Elspeth has left her flat and its contents to her young nieces, twins Julia and Valentina, under the condition that they come and live in her flat together for one year, and that their parents not be allowed to enter. Elspeth has a secret that she does not want the parents, her twin sister Edie especially, unearthing. Julia and Velentina come to London from Chicago, eager to live on their own, yet together, away from their parents, and from the pressures of college, which Valentina very much wants to complete, but will not do without Julia, who has no interest in anything that might someday lead to her and Valentina living separate lives.
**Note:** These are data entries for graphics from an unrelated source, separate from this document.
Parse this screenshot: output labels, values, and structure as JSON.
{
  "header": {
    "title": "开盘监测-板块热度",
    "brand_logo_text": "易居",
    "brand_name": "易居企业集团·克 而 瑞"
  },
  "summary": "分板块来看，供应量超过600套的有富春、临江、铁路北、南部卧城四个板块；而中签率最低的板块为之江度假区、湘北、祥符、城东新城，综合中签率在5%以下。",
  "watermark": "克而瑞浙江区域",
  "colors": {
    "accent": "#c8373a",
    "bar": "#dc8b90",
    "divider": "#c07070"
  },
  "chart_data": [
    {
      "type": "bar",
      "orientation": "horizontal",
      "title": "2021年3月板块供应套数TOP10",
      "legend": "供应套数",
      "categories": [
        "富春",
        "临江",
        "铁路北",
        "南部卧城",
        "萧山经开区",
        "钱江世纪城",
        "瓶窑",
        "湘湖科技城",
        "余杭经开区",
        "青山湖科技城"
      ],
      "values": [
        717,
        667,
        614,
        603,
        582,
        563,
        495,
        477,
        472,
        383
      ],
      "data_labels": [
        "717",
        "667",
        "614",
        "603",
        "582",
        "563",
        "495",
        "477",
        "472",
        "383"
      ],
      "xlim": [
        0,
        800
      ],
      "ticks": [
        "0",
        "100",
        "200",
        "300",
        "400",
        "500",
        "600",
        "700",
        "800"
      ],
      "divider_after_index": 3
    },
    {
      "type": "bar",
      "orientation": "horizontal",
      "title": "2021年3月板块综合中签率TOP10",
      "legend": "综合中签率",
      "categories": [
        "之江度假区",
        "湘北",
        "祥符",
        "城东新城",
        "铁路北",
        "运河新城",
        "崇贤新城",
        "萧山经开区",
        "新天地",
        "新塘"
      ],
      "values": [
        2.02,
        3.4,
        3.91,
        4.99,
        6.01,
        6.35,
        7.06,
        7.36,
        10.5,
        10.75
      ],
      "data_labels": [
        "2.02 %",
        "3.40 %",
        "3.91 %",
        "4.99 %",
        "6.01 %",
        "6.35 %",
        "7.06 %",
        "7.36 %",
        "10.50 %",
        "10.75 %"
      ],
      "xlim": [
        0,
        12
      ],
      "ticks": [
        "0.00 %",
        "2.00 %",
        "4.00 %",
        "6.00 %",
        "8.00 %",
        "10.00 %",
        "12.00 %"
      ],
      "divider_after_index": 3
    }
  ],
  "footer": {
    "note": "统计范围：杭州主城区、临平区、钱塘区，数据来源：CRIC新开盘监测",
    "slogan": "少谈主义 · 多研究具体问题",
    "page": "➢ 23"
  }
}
Robert, Elspeth’s lover, is a graduate student working on his thesis, which he is writing about the cemetery. He studies there, volunteers and gives tours, and has come to know the other employees like family. His thesis has become unwieldy, as he has lost the ability to filter out extraneous information. He misses Elspeth desperately, and finds himself avoiding the twins, as they remind him so much of his lost love.

Marijike cannot bear to live with Martin’s illness anymore, and leaves him for a home in her native Amsterdam. He misses her, but he cannot leave his apartment, due to his OCD and severe agoraphobia.

As Julia and Valentina come to know their neighbors, they begin to question their own desires and hopes for their future, helped along the way by their Aunt Elspeth, who isn’t quite as dead as anyone had thought.

I found myself really sucked into the story, into finding out what would happen next and how this book was going to end.  I liked some of the characters, especially Martin and Marijike, but the overall story took too many turns that bothered me towards the end.  I can’t say that the twists weren’t consistent with the characters, but I can’t say that they were either.  I didn’t feel like Niffengegger really got me into their heads and thoughts enough to determine that for myself.  And considering some of the decisions that were made in the last 1/3 of the book, I think I’m just as glad to not be in their heads.  Overall I liked it, I’m glad I read it, but I didn’t love it.  I’m glad it was a library book, because I doubt that I would read it again.